AJ: En 1985, alors que je présentais le décrochage régional de la RTBF Nationale 4, j’avais demandé d’animer au moins une journée par semaine à l’extérieur. RTT, qui était l’ancêtre de Belgacom et partenaire de l’émission, m’avait demandé de faire un reportage dans leurs locaux à Lessive. Pour meubler l’antenne, j’ai proposé aux auditeurs de les mettre en contact avec une sœur ou un cousin à l’étranger. Ce «one shot» a tellement bien fonctionné qu’on a lancé une émission pendant un été. Nous avons été submergés d’appels.

GB: Depuis trente ans, c’est vous qui organisez vos voyages au bout du monde pour l’émission. C’est plus difficile aujourd’hui?

AJ: Ce n’était pas évident de bousculer les formats de la radio, quelque peu rigides à l’époque sur la RTBF. Très modestement, j’ai été précurseur dans les partenariats. J’ai dû trouver des aides extérieures pour faire voyager l’émission. Il y a eu le Guide du Routard pendant un moment, c’est maintenant la Coopération belge au développement. Hormis le salaire humain, cette émission coûte zéro euros à la RTBF. Un producteur privé, Francis Collet, investit depuis quelques années pour faire tourner l’émission télé. Les partenariats sont plus faciles aujourd’hui.
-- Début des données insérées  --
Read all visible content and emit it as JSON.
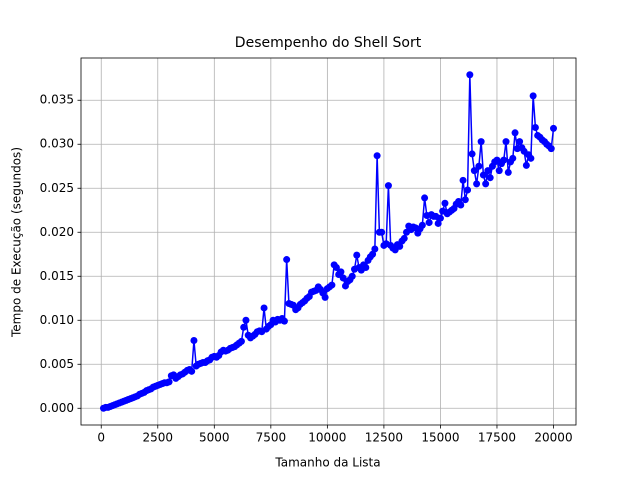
{
  "chart_data": {
    "type": "line",
    "title": "Desempenho do Shell Sort",
    "x_label": "Tamanho da Lista",
    "y_label": "Tempo de Execução (segundos)",
    "color": "#0000ff",
    "grid": true,
    "x": [
      100,
      200,
      300,
      400,
      500,
      600,
      700,
      800,
      900,
      1000,
      1100,
      1200,
      1300,
      1400,
      1500,
      1600,
      1700,
      1800,
      1900,
      2000,
      2100,
      2200,
      2300,
      2400,
      2500,
      2600,
      2700,
      2800,
      2900,
      3000,
      3100,
      3200,
      3300,
      3400,
      3500,
      3600,
      3700,
      3800,
      3900,
      4000,
      4100,
      4200,
      4300,
      4400,
      4500,
      4600,
      4700,
      4800,
      4900,
      5000,
      5100,
      5200,
      5300,
      5400,
      5500,
      5600,
      5700,
      5800,
      5900,
      6000,
      6100,
      6200,
      6300,
      6400,
      6500,
      6600,
      6700,
      6800,
      6900,
      7000,
      7100,
      7200,
      7300,
      7400,
      7500,
      7600,
      7700,
      7800,
      7900,
      8000,
      8100,
      8200,
      8300,
      8400,
      8500,
      8600,
      8700,
      8800,
      8900,
      9000,
      9100,
      9200,
      9300,
      9400,
      9500,
      9600,
      9700,
      9800,
      9900,
      10000,
      10100,
      10200,
      10300,
      10400,
      10500,
      10600,
      10700,
      10800,
      10900,
      11000,
      11100,
      11200,
      11300,
      11400,
      11500,
      11600,
      11700,
      11800,
      11900,
      12000,
      12100,
      12200,
      12300,
      12400,
      12500,
      12600,
      12700,
      12800,
      12900,
      13000,
      13100,
      13200,
      13300,
      13400,
      13500,
      13600,
      13700,
      13800,
      13900,
      14000,
      14100,
      14200,
      14300,
      14400,
      14500,
      14600,
      14700,
      14800,
      14900,
      15000,
      15100,
      15200,
      15300,
      15400,
      15500,
      15600,
      15700,
      15800,
      15900,
      16000,
      16100,
      16200,
      16300,
      16400,
      16500,
      16600,
      16700,
      16800,
      16900,
      17000,
      17100,
      17200,
      17300,
      17400,
      17500,
      17600,
      17700,
      17800,
      17900,
      18000,
      18100,
      18200,
      18300,
      18400,
      18500,
      18600,
      18700,
      18800,
      18900,
      19000,
      19100,
      19200,
      19300,
      19400,
      19500,
      19600,
      19700,
      19800,
      19900,
      20000
    ],
    "values": [
      0.0,
      0.0001,
      0.0001,
      0.0002,
      0.0003,
      0.0004,
      0.0005,
      0.0006,
      0.0007,
      0.0008,
      0.0009,
      0.001,
      0.0011,
      0.0012,
      0.0013,
      0.0014,
      0.0016,
      0.0017,
      0.0018,
      0.002,
      0.0021,
      0.0022,
      0.0024,
      0.0025,
      0.0026,
      0.0027,
      0.0028,
      0.0029,
      0.0029,
      0.003,
      0.0037,
      0.0038,
      0.0034,
      0.0036,
      0.0038,
      0.0039,
      0.0041,
      0.0043,
      0.0044,
      0.0042,
      0.0077,
      0.0048,
      0.005,
      0.0051,
      0.0052,
      0.0052,
      0.0054,
      0.0055,
      0.0058,
      0.0059,
      0.0058,
      0.006,
      0.0064,
      0.0066,
      0.0065,
      0.0066,
      0.0068,
      0.0069,
      0.007,
      0.0072,
      0.0074,
      0.0076,
      0.0092,
      0.01,
      0.0083,
      0.008,
      0.0082,
      0.0084,
      0.0087,
      0.0088,
      0.0087,
      0.0114,
      0.009,
      0.0093,
      0.0095,
      0.01,
      0.0098,
      0.0101,
      0.01,
      0.0102,
      0.0099,
      0.0169,
      0.0119,
      0.0118,
      0.0117,
      0.0112,
      0.0114,
      0.0118,
      0.012,
      0.0122,
      0.0125,
      0.0127,
      0.0132,
      0.0133,
      0.0134,
      0.0138,
      0.0135,
      0.0131,
      0.0126,
      0.0136,
      0.0138,
      0.014,
      0.0163,
      0.016,
      0.0152,
      0.0155,
      0.0148,
      0.0139,
      0.0144,
      0.0146,
      0.015,
      0.0158,
      0.0174,
      0.016,
      0.0157,
      0.0163,
      0.016,
      0.0168,
      0.0172,
      0.0175,
      0.0181,
      0.0287,
      0.02,
      0.02,
      0.0185,
      0.0187,
      0.0253,
      0.0185,
      0.0182,
      0.018,
      0.0186,
      0.0184,
      0.019,
      0.0193,
      0.02,
      0.0207,
      0.0203,
      0.0206,
      0.0205,
      0.0199,
      0.0204,
      0.0208,
      0.0239,
      0.0219,
      0.0211,
      0.022,
      0.0218,
      0.0218,
      0.021,
      0.0216,
      0.0224,
      0.0233,
      0.0221,
      0.0223,
      0.0225,
      0.0227,
      0.0232,
      0.0235,
      0.0231,
      0.0259,
      0.0237,
      0.0248,
      0.0379,
      0.0289,
      0.027,
      0.0255,
      0.0275,
      0.0303,
      0.0265,
      0.0255,
      0.027,
      0.0262,
      0.0275,
      0.028,
      0.0282,
      0.027,
      0.0278,
      0.0282,
      0.0303,
      0.0268,
      0.028,
      0.0284,
      0.0313,
      0.0295,
      0.0303,
      0.0296,
      0.0292,
      0.0276,
      0.0288,
      0.0284,
      0.0355,
      0.0319,
      0.031,
      0.0308,
      0.0305,
      0.0303,
      0.03,
      0.0298,
      0.0295,
      0.0318
    ],
    "xlim": [
      -895,
      20995
    ],
    "ylim": [
      -0.0019,
      0.0398
    ],
    "xticks": [
      0,
      2500,
      5000,
      7500,
      10000,
      12500,
      15000,
      17500,
      20000
    ],
    "yticks": [
      {
        "value": 0,
        "label": "0.000"
      },
      {
        "value": 0.005,
        "label": "0.005"
      },
      {
        "value": 0.01,
        "label": "0.010"
      },
      {
        "value": 0.015,
        "label": "0.015"
      },
      {
        "value": 0.02,
        "label": "0.020"
      },
      {
        "value": 0.025,
        "label": "0.025"
      },
      {
        "value": 0.03,
        "label": "0.030"
      },
      {
        "value": 0.035,
        "label": "0.035"
      }
    ]
  }
}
GB: Vous n’avez jamais été inquiété par la direction en 30 ans ou connu une baisse de régime?

AJ: La période la plus difficile fut le fameux printemps de la radio en 1989. La directrice de la radio de l’époque, Mamine Pirotte, m’avait mis de côté pendant six mois. J’étais un peu blessé mais j’étais très content de revenir. Ça fait partie du jeu, je suis conscient d’être sur un siège éjectable. Cela m’oblige à être créatif, à faire évoluer les séquences et sonder les nouvelles tendances.